Maori here, not massively into our exact history and culture but also not blind to it, nor do I speak for all of us.

Our culture is dying, and we actively have politicians that oppose using our language and measures to protect it.

If you want to use a part of our culture, can be respectful of it, and don't profit from it then go hard. Fuck the purists, share it as much as you can

[–] swordgeek@lemmy.ca 4 points 4 months ago (1 children)

Love this answer. :-)

Also, from the perspective of an outsider, your culture is far from dying. Here in Canada, we started down the long road of reconciling our history towards our Indigenous population a handful of years ago - and when we were in New Zealand, it felt like the country was a decade ahead of Canada. (which in turn is probably at least a decade ahead of the USA.)

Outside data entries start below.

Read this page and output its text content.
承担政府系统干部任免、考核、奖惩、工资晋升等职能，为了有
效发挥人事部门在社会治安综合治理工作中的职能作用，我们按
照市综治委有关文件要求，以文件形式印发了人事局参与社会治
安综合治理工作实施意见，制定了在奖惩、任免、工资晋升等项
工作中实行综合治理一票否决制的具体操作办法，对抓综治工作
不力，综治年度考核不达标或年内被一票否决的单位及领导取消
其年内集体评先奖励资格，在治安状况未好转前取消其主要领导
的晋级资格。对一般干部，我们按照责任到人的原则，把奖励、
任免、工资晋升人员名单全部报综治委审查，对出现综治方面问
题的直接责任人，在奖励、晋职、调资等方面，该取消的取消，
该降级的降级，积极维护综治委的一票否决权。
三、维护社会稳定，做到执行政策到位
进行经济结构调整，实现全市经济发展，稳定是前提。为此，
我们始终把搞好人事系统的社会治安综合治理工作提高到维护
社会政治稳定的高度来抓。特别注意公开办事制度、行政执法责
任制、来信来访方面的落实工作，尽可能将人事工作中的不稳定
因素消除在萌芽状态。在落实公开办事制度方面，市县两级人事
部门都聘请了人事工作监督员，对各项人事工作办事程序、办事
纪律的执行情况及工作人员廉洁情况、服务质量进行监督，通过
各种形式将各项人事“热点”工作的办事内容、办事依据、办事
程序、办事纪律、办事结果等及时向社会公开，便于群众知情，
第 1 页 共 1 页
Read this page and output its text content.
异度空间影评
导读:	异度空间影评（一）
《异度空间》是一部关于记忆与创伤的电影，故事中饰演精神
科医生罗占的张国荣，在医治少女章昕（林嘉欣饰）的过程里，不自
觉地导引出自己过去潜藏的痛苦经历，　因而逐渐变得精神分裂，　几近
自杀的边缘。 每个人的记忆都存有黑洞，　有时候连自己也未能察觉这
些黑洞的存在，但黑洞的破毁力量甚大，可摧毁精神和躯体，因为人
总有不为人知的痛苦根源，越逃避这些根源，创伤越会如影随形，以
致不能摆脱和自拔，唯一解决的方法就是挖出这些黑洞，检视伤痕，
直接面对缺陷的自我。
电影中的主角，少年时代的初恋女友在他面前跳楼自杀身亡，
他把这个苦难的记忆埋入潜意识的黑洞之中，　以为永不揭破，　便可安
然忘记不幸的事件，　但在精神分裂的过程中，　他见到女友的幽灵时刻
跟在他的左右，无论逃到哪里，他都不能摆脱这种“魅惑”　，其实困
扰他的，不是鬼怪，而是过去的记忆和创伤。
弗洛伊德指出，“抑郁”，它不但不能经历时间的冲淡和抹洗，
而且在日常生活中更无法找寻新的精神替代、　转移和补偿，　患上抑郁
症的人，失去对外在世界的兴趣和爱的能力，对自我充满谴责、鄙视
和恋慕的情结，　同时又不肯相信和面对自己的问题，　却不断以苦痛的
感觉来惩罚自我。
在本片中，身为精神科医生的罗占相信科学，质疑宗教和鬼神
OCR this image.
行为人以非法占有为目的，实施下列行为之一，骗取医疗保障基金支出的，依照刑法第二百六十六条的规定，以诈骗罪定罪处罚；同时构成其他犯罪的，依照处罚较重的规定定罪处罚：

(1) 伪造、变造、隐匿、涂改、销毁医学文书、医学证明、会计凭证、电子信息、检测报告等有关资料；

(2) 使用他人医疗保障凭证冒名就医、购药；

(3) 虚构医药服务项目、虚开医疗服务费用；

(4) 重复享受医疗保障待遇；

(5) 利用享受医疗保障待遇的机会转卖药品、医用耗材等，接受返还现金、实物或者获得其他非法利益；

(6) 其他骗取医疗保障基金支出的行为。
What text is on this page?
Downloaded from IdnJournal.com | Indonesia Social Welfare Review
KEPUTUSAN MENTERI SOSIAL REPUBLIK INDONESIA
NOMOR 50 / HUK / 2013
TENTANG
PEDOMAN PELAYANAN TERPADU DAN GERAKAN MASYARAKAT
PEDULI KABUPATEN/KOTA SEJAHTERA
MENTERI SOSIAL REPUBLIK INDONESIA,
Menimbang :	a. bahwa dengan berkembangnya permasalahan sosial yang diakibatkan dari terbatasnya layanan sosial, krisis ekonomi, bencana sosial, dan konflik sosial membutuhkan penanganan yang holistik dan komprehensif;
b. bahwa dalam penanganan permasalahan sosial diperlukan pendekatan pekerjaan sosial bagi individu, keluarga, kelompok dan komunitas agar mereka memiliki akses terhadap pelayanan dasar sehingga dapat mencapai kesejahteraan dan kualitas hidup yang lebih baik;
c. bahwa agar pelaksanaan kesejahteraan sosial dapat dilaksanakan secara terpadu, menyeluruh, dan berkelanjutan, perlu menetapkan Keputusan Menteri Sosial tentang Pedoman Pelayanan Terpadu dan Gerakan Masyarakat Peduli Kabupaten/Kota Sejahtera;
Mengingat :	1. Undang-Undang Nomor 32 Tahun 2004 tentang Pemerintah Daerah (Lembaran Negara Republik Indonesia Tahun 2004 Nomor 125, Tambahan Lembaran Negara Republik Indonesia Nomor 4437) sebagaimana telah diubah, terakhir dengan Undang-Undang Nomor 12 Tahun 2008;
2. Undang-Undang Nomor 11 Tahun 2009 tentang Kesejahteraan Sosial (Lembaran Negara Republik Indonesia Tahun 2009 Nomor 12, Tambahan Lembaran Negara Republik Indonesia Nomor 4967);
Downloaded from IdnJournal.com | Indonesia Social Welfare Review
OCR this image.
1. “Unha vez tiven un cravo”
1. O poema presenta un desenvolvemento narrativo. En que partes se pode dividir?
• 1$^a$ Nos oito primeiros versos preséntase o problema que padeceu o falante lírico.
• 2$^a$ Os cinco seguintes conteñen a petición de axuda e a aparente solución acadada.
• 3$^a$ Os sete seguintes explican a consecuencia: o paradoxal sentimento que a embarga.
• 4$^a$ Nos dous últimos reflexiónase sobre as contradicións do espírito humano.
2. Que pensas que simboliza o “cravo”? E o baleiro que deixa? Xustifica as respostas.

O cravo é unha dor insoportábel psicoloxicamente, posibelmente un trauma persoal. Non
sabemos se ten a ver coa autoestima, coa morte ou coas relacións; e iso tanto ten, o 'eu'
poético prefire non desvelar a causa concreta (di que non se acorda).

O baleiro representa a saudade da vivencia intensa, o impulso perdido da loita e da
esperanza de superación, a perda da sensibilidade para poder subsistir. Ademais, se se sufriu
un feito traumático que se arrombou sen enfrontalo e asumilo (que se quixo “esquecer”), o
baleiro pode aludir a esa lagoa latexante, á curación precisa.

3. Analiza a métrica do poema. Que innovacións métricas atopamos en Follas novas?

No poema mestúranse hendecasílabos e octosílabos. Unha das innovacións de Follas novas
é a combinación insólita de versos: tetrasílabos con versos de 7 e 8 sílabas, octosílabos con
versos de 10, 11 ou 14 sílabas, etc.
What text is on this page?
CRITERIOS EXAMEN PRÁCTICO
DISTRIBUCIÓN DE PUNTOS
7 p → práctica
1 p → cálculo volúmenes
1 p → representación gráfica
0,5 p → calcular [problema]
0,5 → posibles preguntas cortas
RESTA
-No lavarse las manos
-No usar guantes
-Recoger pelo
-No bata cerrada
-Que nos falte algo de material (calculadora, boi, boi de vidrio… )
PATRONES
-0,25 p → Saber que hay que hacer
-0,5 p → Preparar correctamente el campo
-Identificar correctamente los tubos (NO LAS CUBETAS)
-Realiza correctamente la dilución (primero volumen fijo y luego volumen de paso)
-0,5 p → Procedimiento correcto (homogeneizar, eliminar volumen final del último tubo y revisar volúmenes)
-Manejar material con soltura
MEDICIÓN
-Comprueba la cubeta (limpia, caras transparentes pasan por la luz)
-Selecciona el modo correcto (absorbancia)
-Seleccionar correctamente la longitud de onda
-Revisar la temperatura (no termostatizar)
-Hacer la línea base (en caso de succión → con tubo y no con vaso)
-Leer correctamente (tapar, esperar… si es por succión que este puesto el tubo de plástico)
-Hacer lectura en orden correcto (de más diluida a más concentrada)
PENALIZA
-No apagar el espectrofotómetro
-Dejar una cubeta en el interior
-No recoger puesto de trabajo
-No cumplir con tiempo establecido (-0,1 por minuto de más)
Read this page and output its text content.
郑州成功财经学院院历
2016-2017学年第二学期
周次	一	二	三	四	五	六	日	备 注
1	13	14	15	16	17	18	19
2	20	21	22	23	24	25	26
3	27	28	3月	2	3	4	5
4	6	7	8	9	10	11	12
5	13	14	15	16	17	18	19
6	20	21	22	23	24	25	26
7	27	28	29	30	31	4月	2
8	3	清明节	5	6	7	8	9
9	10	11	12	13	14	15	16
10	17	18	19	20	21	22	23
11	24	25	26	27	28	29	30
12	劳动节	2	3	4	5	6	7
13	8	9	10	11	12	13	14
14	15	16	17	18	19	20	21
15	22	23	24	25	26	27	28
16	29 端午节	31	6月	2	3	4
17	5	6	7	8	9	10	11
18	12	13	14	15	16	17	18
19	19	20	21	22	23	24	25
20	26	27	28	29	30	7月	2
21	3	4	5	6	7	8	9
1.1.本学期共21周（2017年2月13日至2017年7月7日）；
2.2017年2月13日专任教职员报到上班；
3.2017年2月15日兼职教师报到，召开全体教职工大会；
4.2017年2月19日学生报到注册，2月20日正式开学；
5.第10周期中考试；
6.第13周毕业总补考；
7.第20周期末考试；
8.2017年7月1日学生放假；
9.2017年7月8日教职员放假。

There will be retrograde motion, and there will always be asshole xenophobic politicians; but it certainly felt like on the whole NZ was getting it more right than wrong.

[–] liv@lemmy.nz 3 points 4 months ago

Maori themselves play a huge part in that though - the gains here have always been hard-fought-for by Maori.

Obviously there are historical differences like method of assimilation and resulting population proportion, and political biculturalism (which wouldn't work in Canadian context due to Francophones, Metis and "salad" multiculturalism, etc). But at every step of the way, Maori have been at the forefront.

For that reason, it's important that people like @HappycamperNZ@lemmy.world continue to call out Govt when it is wrong. Because that's how progress happens. Complacency about not being even worse shouldn't stand in the way of continuing to strive for something better, especially in the face of what feels like a massive swerve backwards by our current govt.